Join us on May 22 for Uncovering the Roots of Violence: New Perspectives on Domestic Violence, Social Justice, and Faith—an extraordinary FREE online event that brings together three pioneers dedicated to changing cultures of violence at their deepest roots.

Speakers include

Riane Eisler, internationally known for her work to reveal the deep historical and cultural foundations of misogyny and violence in books such as The Chalice and the Blade and Sacred Pleasure;

Julie Owens, a ground-breaking trainer in the field of domestic violence prevention and victim advocacy, and

Ron Clark, Church-Planter and Minister of Portland, Oregon’s Agape Church of Christ, who has authored Freeing the Oppressed and developed innovative approaches to enrolling clergy-people as effective advocates for those who are victimized or oppressed.
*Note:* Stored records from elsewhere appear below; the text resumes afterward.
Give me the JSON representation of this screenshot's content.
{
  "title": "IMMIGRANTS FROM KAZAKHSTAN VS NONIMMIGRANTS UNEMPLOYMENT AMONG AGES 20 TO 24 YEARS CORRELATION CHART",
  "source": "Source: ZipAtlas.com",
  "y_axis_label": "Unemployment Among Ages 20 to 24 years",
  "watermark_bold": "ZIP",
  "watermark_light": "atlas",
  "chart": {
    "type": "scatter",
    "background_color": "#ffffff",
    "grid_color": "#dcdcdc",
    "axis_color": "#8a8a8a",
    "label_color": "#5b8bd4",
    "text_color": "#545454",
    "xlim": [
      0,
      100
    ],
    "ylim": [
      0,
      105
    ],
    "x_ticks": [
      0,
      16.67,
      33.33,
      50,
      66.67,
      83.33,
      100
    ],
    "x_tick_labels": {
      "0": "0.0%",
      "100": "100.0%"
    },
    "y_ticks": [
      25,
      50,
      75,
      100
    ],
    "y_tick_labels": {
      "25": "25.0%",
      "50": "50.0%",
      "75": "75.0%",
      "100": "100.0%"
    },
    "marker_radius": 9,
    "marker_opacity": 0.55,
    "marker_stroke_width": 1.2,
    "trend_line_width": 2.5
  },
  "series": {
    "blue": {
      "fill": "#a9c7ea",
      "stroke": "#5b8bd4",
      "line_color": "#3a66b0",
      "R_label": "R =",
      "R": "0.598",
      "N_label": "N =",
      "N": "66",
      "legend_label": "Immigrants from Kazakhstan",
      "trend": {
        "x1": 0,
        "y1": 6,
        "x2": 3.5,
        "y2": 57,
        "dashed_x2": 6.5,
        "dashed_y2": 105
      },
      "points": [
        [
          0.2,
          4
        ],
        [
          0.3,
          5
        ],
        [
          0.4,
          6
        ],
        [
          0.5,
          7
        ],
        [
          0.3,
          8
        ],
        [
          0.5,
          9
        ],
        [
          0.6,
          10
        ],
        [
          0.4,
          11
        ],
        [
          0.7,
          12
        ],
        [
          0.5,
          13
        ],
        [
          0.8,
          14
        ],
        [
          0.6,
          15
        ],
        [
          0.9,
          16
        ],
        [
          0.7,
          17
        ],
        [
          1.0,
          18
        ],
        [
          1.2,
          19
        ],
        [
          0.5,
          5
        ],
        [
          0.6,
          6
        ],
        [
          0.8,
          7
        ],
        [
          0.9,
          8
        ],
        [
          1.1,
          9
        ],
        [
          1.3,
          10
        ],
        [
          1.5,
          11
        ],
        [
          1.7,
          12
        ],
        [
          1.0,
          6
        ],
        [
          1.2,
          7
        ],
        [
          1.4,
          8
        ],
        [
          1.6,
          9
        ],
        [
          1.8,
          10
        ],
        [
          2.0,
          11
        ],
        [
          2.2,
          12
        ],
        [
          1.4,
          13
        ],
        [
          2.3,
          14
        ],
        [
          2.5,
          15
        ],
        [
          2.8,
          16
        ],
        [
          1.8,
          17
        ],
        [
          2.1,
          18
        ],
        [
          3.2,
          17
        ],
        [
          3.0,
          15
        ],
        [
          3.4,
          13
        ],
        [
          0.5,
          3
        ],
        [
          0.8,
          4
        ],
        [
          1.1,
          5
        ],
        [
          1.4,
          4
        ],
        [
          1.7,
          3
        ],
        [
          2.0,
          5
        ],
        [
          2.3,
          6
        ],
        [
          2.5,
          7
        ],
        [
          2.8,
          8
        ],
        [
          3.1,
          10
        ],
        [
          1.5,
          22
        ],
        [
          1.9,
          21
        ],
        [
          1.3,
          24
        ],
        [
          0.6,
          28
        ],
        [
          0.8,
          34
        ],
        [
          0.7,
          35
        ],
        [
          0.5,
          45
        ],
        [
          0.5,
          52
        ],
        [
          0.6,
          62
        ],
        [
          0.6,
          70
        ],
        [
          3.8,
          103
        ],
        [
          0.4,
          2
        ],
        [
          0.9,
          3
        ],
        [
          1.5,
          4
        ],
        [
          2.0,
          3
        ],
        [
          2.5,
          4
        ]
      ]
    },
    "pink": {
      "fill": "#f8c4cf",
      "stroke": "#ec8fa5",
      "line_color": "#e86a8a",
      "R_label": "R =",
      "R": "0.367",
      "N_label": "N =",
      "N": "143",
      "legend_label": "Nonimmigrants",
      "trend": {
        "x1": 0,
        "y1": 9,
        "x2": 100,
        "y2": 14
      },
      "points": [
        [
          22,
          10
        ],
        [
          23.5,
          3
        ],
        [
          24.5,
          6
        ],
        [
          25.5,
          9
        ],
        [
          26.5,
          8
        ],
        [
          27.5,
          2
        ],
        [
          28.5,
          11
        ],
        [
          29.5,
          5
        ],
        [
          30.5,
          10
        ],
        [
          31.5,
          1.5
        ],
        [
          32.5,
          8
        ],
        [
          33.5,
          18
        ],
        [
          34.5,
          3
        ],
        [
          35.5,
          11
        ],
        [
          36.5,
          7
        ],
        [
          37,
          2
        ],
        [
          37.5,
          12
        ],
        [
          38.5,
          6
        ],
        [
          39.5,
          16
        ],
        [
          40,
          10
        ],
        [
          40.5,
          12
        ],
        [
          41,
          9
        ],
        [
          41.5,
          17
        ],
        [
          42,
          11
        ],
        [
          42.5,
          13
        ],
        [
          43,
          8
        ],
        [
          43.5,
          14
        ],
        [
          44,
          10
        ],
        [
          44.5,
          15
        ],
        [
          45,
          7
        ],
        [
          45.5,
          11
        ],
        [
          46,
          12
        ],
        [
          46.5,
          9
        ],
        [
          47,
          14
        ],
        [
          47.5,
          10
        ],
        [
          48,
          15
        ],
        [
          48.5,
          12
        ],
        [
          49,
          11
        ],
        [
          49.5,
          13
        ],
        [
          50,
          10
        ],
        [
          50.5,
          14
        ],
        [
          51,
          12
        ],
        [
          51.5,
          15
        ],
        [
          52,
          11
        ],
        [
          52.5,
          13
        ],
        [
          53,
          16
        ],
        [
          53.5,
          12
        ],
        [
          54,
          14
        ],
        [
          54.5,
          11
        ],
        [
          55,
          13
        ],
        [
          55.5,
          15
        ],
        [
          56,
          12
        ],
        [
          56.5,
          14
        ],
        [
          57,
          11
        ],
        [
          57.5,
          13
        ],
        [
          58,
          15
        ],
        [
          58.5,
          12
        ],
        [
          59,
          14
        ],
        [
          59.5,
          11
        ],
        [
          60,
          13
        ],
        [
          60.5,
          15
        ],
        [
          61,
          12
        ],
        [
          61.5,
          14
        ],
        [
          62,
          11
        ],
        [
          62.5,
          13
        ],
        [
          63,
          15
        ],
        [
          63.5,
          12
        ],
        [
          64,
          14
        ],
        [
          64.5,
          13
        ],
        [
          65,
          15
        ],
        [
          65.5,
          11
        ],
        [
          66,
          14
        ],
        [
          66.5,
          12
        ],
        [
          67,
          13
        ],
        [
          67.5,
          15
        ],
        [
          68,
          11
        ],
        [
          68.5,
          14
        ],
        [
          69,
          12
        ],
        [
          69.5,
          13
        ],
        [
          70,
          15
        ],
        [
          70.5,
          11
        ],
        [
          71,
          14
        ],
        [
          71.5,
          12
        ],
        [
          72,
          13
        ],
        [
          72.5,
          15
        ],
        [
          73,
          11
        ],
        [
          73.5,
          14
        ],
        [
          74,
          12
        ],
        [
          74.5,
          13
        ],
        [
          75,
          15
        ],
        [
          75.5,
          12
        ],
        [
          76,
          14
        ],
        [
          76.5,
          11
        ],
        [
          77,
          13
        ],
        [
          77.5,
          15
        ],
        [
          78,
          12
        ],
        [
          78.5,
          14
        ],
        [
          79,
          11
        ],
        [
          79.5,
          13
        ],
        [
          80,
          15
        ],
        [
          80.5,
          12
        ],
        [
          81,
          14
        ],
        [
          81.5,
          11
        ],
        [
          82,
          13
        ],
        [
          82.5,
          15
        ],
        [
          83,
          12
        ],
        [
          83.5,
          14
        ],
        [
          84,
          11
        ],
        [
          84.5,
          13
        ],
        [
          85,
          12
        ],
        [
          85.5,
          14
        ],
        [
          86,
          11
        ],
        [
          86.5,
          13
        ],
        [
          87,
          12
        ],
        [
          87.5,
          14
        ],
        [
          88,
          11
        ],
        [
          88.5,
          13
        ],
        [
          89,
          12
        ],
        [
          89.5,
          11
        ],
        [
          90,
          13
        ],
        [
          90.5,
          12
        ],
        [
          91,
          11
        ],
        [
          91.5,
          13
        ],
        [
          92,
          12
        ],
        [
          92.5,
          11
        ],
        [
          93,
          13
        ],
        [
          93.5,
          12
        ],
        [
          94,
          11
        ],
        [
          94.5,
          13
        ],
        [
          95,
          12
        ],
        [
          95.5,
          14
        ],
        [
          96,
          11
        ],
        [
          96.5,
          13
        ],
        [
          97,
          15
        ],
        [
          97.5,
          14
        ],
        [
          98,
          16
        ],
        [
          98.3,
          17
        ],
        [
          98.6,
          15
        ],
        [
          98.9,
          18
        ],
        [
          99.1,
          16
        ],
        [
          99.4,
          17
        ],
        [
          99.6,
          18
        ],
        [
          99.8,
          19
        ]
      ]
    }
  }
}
Renita Robinson is currently the CEO of the Green Bay YWCA. In her professional career, Renita has been an advocate, educator and supporter for victims of sexual and domestic violence across the life, gender and race span. Renita has served as Executive Director of the Committee Against Domestic Abuse, Inc. (the largest provider of domestic and sexual violence services in Southern Minnesota); Director of the Duluth Family Visitation Center, a program of the world re-known Domestic Abuse Intervention Programs (DAIP); and as Adjunct Instructor at three Mid-western universities teaching a range of courses to undergraduate and graduate students in Education and Sociology. Her favorite accomplishment is raising two compassionate sons.

We’ll probe issues like:

·    How should we respond when sacred texts are used to justify violence?

·    How do we make sense of the ways in which religious texts seem to hold conflicting messages about how we are supposed to treat one another?

·    How can we help our faith communities stop ignoring or normalizing women’s experiences of intimate violence, while cultivating ears to hear and hearts to believe the experiences of women and other survivors of violence?

·    What roles can faith communities play?

·    Why is gender inequality the lynchpin of oppression and violence across different eras and cultures?

·    How does an intersectional understanding of oppression help us connect the dots between seemingly unrelated forms of violence?

·    What possibilities for action open when we understand domestic violence as a human rights and social justice issue?

·    Why are local interventions in violent behavior not enough to prevent violence in our families and communities?

·    What does it really take to move away from cultures of domination, driven by control and fear?

·    How can we build cultures of partnership which celebrate relationships of mutual benefit and mutual responsibility?